Clouded Judgement 4.23.21
Every week I’ll provide updates on the latest trends in SaaS valuations, earnings announcements, and highlight any significant news. Follow along to stay up to date!
10 Year Yield vs Cloud Multiples
Over the last week we’ve seen the correlation of the 10 Year Yield and cloud multiples start to break apart. It’s hard to say if this is a longer term return to normal (historically these two aren’t tightly correlated over long periods of time, but do have shorter periods of time of high correlation). The 10 Year rose rapidly from 1% - 1.7%, and in that window we saw a tight correlation with cloud multiples. Now that the 10 Year has started to stabilize in the 1.5-1.6% range (this is where it was in January ‘20, pre Covid), the correlation has broken down
Quarterly Reports Summary
Qualtrics kicked off Q1 Cloud earnings season with a bang! It feels like we just wrapped up Q4 earnings season, but we’re back at it again. Qualtrics had an extremely positive quarter. Revenue growth accelerated meaningfully (36% YoY growth vs 24% YoY growth last quarter). It’s only one data point, but I expect this to be a sign of some strong results across the board in Q1. Digital Transformation projects that were kicked off 1-2 quarters ago are now resulting in buying behavior.
UiPath IPO
UiPath is easily the highest profile cloud business to go public since Snowflake. It priced at $57 / share (above the initial range of $43-$50, and revised range of $52-$54), opened at $66 / share, and closed yesterday at $76 / share. I won’t have consensus forward estimates for a few weeks, but my best guess would peg the NTM revenue multiple at ~40x. This would be the 3rd highest cloud software multiple, behind Snowflake and Bill.com.

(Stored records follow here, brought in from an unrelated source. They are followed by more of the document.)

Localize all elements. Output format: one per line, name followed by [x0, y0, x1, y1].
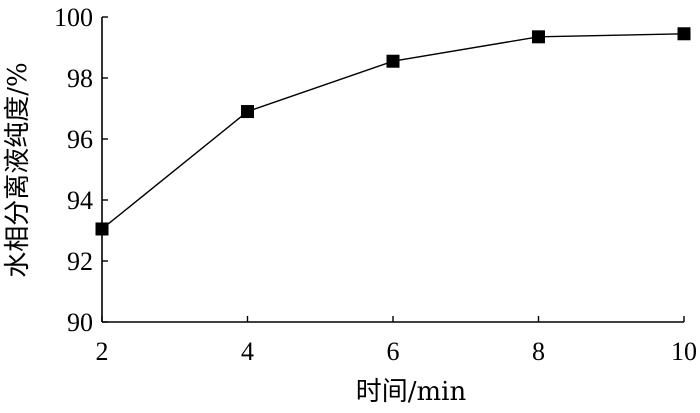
data-point-marker: [386, 54, 400, 68]
x-axis-title: 时间/min: [356, 377, 467, 407]
data-point-marker: [95, 222, 109, 236]
y-tick-label: 100: [54, 3, 93, 32]
data-point-marker: [532, 30, 545, 44]
x-tick-label: 4: [241, 337, 254, 366]
x-tick-label: 2: [96, 337, 109, 366]
y-tick-label: 96: [67, 125, 93, 154]
y-tick-label: 90: [67, 308, 93, 337]
y-tick-label: 94: [67, 186, 93, 215]
y-tick-label: 92: [67, 247, 93, 276]
data-point-marker: [677, 27, 691, 41]
x-tick-label: 8: [532, 337, 545, 366]
data-point-marker: [241, 105, 254, 119]
x-tick-label: 10: [671, 337, 697, 366]
series: [95, 27, 691, 236]
x-tick-label: 6: [387, 337, 400, 366]
y-axis-title: 水相分离液纯度/%: [3, 62, 33, 277]
y-tick-label: 98: [67, 64, 93, 93]
ticks: 90 92 94 96 98 100 2 4 6 8 10: [54, 3, 697, 366]
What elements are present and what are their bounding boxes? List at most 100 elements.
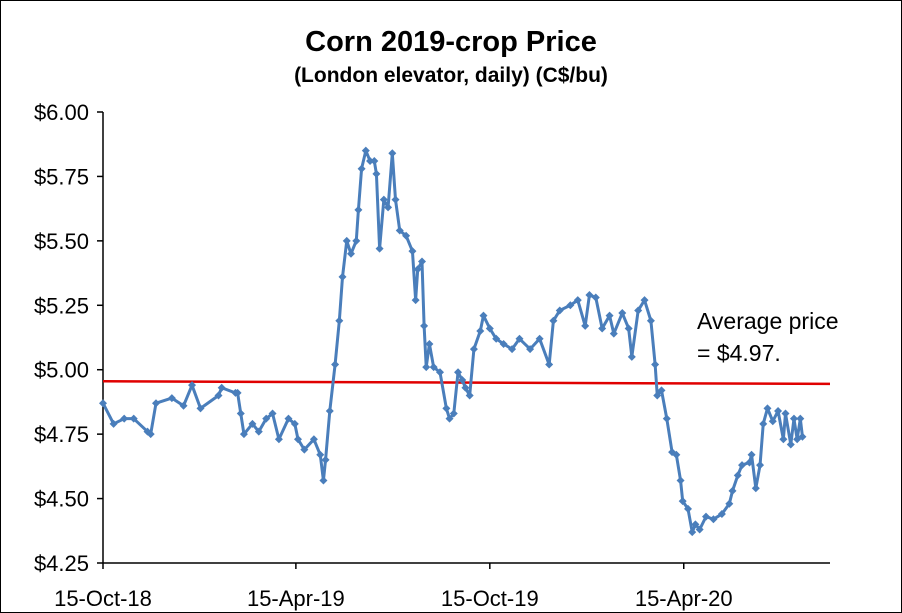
price-point xyxy=(676,476,685,485)
price-point xyxy=(646,316,655,325)
price-point xyxy=(476,327,485,336)
price-point xyxy=(683,504,692,513)
price-point xyxy=(779,435,788,444)
chart-subtitle: (London elevator, daily) (C$/bu) xyxy=(294,64,608,87)
price-point xyxy=(422,363,431,372)
price-point xyxy=(756,461,765,470)
price-point xyxy=(605,311,614,320)
price-point xyxy=(728,486,737,495)
price-point xyxy=(738,461,747,470)
price-point xyxy=(640,296,649,305)
price-point xyxy=(293,435,302,444)
price-point xyxy=(372,169,381,178)
price-point xyxy=(254,427,263,436)
price-point xyxy=(354,205,363,214)
chart-title: Corn 2019-crop Price xyxy=(305,26,597,58)
price-point xyxy=(391,195,400,204)
price-point xyxy=(796,414,805,423)
price-point xyxy=(357,164,366,173)
price-point xyxy=(745,458,754,467)
price-point xyxy=(781,409,790,418)
y-tick-label: $4.75 xyxy=(34,422,89,447)
price-point xyxy=(549,316,558,325)
price-point xyxy=(274,435,283,444)
price-point xyxy=(678,497,687,506)
x-tick-label: 15-Apr-19 xyxy=(247,586,345,611)
price-point xyxy=(420,321,429,330)
price-point xyxy=(774,406,783,415)
price-point xyxy=(725,499,734,508)
price-point xyxy=(179,401,188,410)
y-tick-label: $4.50 xyxy=(34,487,89,512)
price-point xyxy=(366,156,375,165)
price-point xyxy=(454,368,463,377)
price-point xyxy=(379,195,388,204)
price-point xyxy=(425,339,434,348)
price-point xyxy=(691,520,700,529)
price-point xyxy=(346,249,355,258)
price-point xyxy=(436,368,445,377)
price-point xyxy=(300,445,309,454)
price-point xyxy=(492,334,501,343)
y-tick-label: $5.75 xyxy=(34,164,89,189)
price-point xyxy=(566,301,575,310)
price-point xyxy=(342,236,351,245)
price-point xyxy=(653,391,662,400)
price-point xyxy=(411,296,420,305)
average-price-line xyxy=(102,380,831,386)
price-point xyxy=(789,414,798,423)
price-point xyxy=(609,329,618,338)
price-point xyxy=(449,409,458,418)
price-point xyxy=(284,414,293,423)
price-point xyxy=(555,306,564,315)
price-point xyxy=(316,450,325,459)
price-point xyxy=(99,399,107,408)
price-point xyxy=(581,321,590,330)
price-point xyxy=(585,290,594,299)
price-point xyxy=(442,404,451,413)
price-point xyxy=(370,156,379,165)
price-point xyxy=(338,272,347,281)
price-point xyxy=(445,414,454,423)
price-point xyxy=(717,510,726,519)
price-point xyxy=(627,352,636,361)
price-point xyxy=(217,383,226,392)
x-tick-label: 15-Oct-19 xyxy=(441,586,539,611)
price-point xyxy=(499,339,508,348)
price-point xyxy=(747,450,756,459)
price-point xyxy=(768,417,777,426)
price-point xyxy=(325,406,334,415)
price-point xyxy=(759,419,768,428)
price-point xyxy=(618,309,627,318)
price-point xyxy=(361,146,370,155)
y-tick-label: $5.25 xyxy=(34,293,89,318)
price-point xyxy=(120,414,129,423)
y-tick-label: $5.50 xyxy=(34,229,89,254)
price-point xyxy=(375,244,384,253)
price-point xyxy=(786,440,795,449)
price-point xyxy=(695,525,704,534)
average-annotation-line2: = $4.97. xyxy=(697,340,781,366)
y-tick-label: $4.25 xyxy=(34,551,89,576)
price-point xyxy=(408,247,417,256)
price-markers xyxy=(99,146,807,537)
price-point xyxy=(733,471,742,480)
price-point xyxy=(413,265,422,274)
average-annotation-line1: Average price xyxy=(697,308,839,334)
price-point xyxy=(151,399,160,408)
price-series-line xyxy=(101,149,804,534)
price-point xyxy=(248,419,257,428)
price-point xyxy=(233,388,242,397)
x-tick-label: 15-Oct-18 xyxy=(54,586,152,611)
price-point xyxy=(798,432,807,441)
price-point xyxy=(239,430,248,439)
price-point xyxy=(402,231,411,240)
price-point xyxy=(384,203,393,212)
price-point xyxy=(662,414,671,423)
price-point xyxy=(290,419,299,428)
y-tick-label: $6.00 xyxy=(34,100,89,125)
price-point xyxy=(388,149,397,158)
price-point xyxy=(465,391,474,400)
price-point xyxy=(672,450,681,459)
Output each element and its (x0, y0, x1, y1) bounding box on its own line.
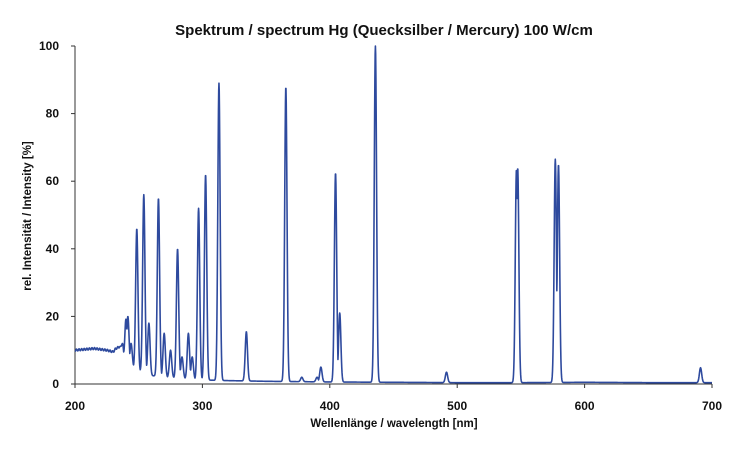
x-tick-label: 500 (447, 399, 467, 413)
y-tick-label: 100 (39, 39, 59, 53)
series-layer (74, 45, 713, 384)
y-tick-label: 20 (46, 309, 60, 323)
spectrum-line (74, 45, 713, 384)
y-tick-label: 80 (46, 107, 60, 121)
axis-ticks: 200 300 400 500 600 700 0 20 40 60 80 100 (39, 39, 722, 413)
y-tick-label: 40 (46, 242, 60, 256)
y-tick-label: 60 (46, 174, 60, 188)
y-axis-label: rel. Intensität / Intensity [%] (22, 141, 34, 291)
x-axis-label: Wellenlänge / wavelength [nm] (310, 418, 477, 430)
x-tick-label: 200 (65, 399, 85, 413)
x-tick-label: 300 (192, 399, 212, 413)
x-tick-label: 700 (702, 399, 722, 413)
y-tick-label: 0 (52, 377, 59, 391)
x-tick-label: 600 (575, 399, 595, 413)
x-tick-label: 400 (320, 399, 340, 413)
chart-title: Spektrum / spectrum Hg (Quecksilber / Me… (175, 22, 593, 39)
axes (74, 46, 712, 385)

Top 10 EV / NTM Revenue Multiples
Top 10 Weekly Share Price Movement
Update on Multiples
SaaS businesses are valued on a multiple of their revenue - in most cases the projected revenue for the next 12 months. Multiples shown below are calculated by taking the Enterprise Value (market cap + debt - cash) / NTM revenue.
Overall Stats:
Overall Median: 15.3x
Top 5 Median: 38.7x
3 Month Trailing Average: 16.6x
1 Year Trailing Average: 14.6x
Bucketed by Growth. In the buckets below I consider high growth >30% projected NTM growth, mid growth 15%-30% and low growth <15%
High Growth Median: 26.3x
Mid Growth Median: 15.1x
Low Growth Median: 6.4x
Scatter Plot of EV / NTM Rev Multiple vs NTM Rev Growth
How correlated is growth to valuation multiple?
Growth Adjusted EV / NTM Rev
The below chart shows the EV / NTM revenue multiple divided by NTM consensus growth expectations. The goal of this graph is to show how relatively cheap / expensive each stock is relative to their growth expectations
Operating Metrics
Median NTM growth rate: 24%
Median LTM growth rate: 29%
Median Gross Margin: 74%
Median Operating Margin (11%)
Median FCF Margin: 9%
Median Net Retention: 117%
Median CAC Payback: 19 months
Median S&M % Revenue: 42%
Median R&D % Revenue: 25%
Median G&A % Revenue: 18%
Comps Output
Rule of 40 shows LTM growth rate + LTM FCF Margin. FCF calculated as Cash Flow from Operations - Capital Expenditures
GM Adjusted Payback is calculated as: (Previous Q S&M) / (Net New ARR in Q x Gross Margin) x 12 . It shows the number of months it takes for a SaaS business to payback their fully burdened CAC on a gross profit basis. Most public companies don’t report net new ARR, so I’m taking an implied ARR metric (quarterly subscription revenue x 4). Net new ARR is simply the ARR of the current quarter, minus the ARR of the previous quarter. Companies that do not disclose subscription rev have been left out of the analysis and are listed as NA.
This post and the information presented are intended for informational purposes only. The views expressed herein are the author’s alone and do not constitute an offer to sell, or a recommendation to purchase, or a solicitation of an offer to buy, any security, nor a recommendation for any investment product or service. While certain information contained herein has been obtained from sources believed to be reliable, neither the author nor any of his employers or their affiliates have independently verified this information, and its accuracy and completeness cannot be guaranteed. Accordingly, no representation or warranty, express or implied, is made as to, and no reliance should be placed on, the fairness, accuracy, timeliness or completeness of this information. The author and all employers and their affiliated persons assume no liability for this information and no obligation to update the information or analysis contained herein in the future.